At the launch, John Basart, professor of electrical engineering and campus coordinator for ISGC, explained how the flight works.

“The neat thing about using the balloon is that you get a nice smooth ascent so the instrumentation can send back continuous data that you can use,” Basart said.

“The balloon rises until the pressure inside the balloon is greater than the pressure outside, and then it expands until eventually the stress in the balloon material causes it to break. Then when it falls back to the earth, its motion is all helter-skelter, even after the parachute opens, so the data received isn’t as good.”

Bill Byrd, ISGC director, said he and ISU initially got involved with HABET “because we wanted to build spacecraft.”

In August of 1995, another ISU ISGC project flew a microgravity experiment aboard the Space Shuttle Endeavor.

But frequent flights into “not-so-near” space proves to be quite a financial strain.

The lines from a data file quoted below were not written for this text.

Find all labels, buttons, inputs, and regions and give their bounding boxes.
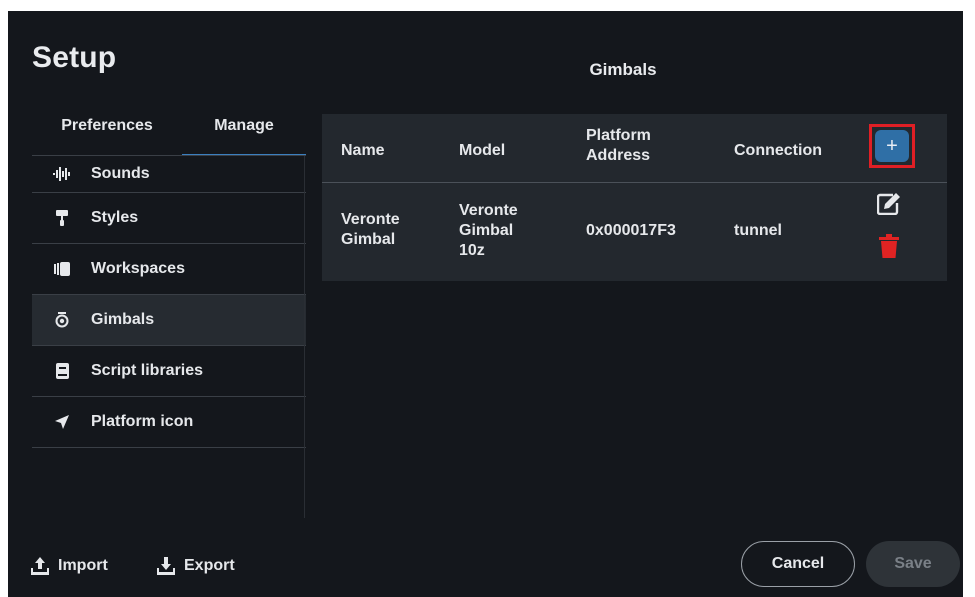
- download-icon: [157, 557, 175, 575]
- cancel-button[interactable]: Cancel: [741, 541, 855, 587]
- gimbals-table: Name Model Platform Address Connection +…: [322, 114, 947, 281]
- save-button[interactable]: Save: [866, 541, 960, 587]
- trash-icon[interactable]: [879, 234, 907, 263]
- add-button-face: +: [875, 130, 909, 162]
- upload-icon: [31, 557, 49, 575]
- add-gimbal-button[interactable]: +: [869, 124, 915, 168]
- book-icon: [53, 362, 71, 380]
- row-actions: [876, 193, 907, 263]
- sidebar-item-label: Platform icon: [91, 413, 194, 430]
- sidebar-item-label: Styles: [91, 209, 139, 226]
- cell-connection: tunnel: [734, 222, 782, 239]
- sidebar-item-script-libraries[interactable]: Script libraries: [32, 346, 306, 397]
- sidebar-item-gimbals[interactable]: Gimbals: [32, 295, 306, 346]
- cell-platform-address: 0x000017F3: [586, 222, 676, 239]
- sidebar-item-workspaces[interactable]: Workspaces: [32, 244, 306, 295]
- cell-name: Veronte Gimbal: [341, 211, 400, 248]
- table-header: Name Model Platform Address Connection +: [322, 114, 947, 183]
- panel-divider: [304, 156, 305, 518]
- tab-preferences[interactable]: Preferences: [32, 114, 182, 156]
- workspaces-icon: [53, 260, 71, 278]
- sidebar-item-label: Workspaces: [91, 260, 185, 277]
- export-button[interactable]: Export: [156, 551, 235, 581]
- column-header-platform-address: Platform Address: [586, 127, 651, 164]
- export-label: Export: [184, 557, 235, 574]
- sidebar-item-sounds[interactable]: Sounds: [32, 156, 306, 193]
- tabs: Preferences Manage: [32, 114, 306, 156]
- column-header-name: Name: [341, 142, 385, 159]
- sidebar-item-platform-icon[interactable]: Platform icon: [32, 397, 306, 448]
- location-arrow-icon: [53, 413, 71, 431]
- gimbal-camera-icon: [53, 311, 71, 329]
- setup-dialog: Setup Gimbals Preferences Manage Sounds: [8, 11, 963, 597]
- import-button[interactable]: Import: [30, 551, 108, 581]
- sound-wave-icon: [53, 165, 71, 183]
- sidebar-item-styles[interactable]: Styles: [32, 193, 306, 244]
- paint-roller-icon: [53, 209, 71, 227]
- cell-model: Veronte Gimbal 10z: [459, 202, 518, 259]
- dialog-title: Setup: [32, 41, 117, 74]
- edit-icon[interactable]: [876, 193, 907, 220]
- column-header-connection: Connection: [734, 142, 822, 159]
- sidebar-item-label: Script libraries: [91, 362, 204, 379]
- import-label: Import: [58, 557, 108, 574]
- section-title: Gimbals: [589, 60, 657, 79]
- column-header-model: Model: [459, 142, 506, 159]
- sidebar: Sounds Styles Workspaces Gimbals Script …: [32, 156, 306, 448]
- sidebar-item-label: Gimbals: [91, 311, 155, 328]
- sidebar-item-label: Sounds: [91, 165, 150, 182]
- tab-manage[interactable]: Manage: [182, 114, 306, 156]
- table-row[interactable]: Veronte Gimbal Veronte Gimbal 10z 0x0000…: [322, 183, 947, 281]
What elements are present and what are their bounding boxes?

But in contrast, Byrd said, “a high-altitude balloon flight costs around $400, and you can learn similar things using balloon-bourne experiments.”

For the students involved, HABET provides an uncommon opportunity to make use of concepts and techniques they’re learning in class, and to get some exciting experience with real-world applications.

Joel Hagen, a senior in electrical and computer engineering, works to help design and maintain the payload.

He also plays a large role in receiving and monitoring the telemetry data and ensuring the successful operation of the digital receiver equipment, as well as helping to engineer the uplink and downlink antennas installed on the roof of Town Engineering.

Freshman Brian Karstens and sophomore Adam Frederick, both students in meteorology, have the opportunity to use some of the basic physics they’ve learned in class, as well as meteorological concepts.

Karstens said even though he is just in his first year, he “gets to use things he’s already learned about wind patterns and the jet stream” to do his job with HABET.

With the aim of having four or five flights per year, ISU’s student-flight operations specialists have plenty of continued opportunity to create more exciting experience.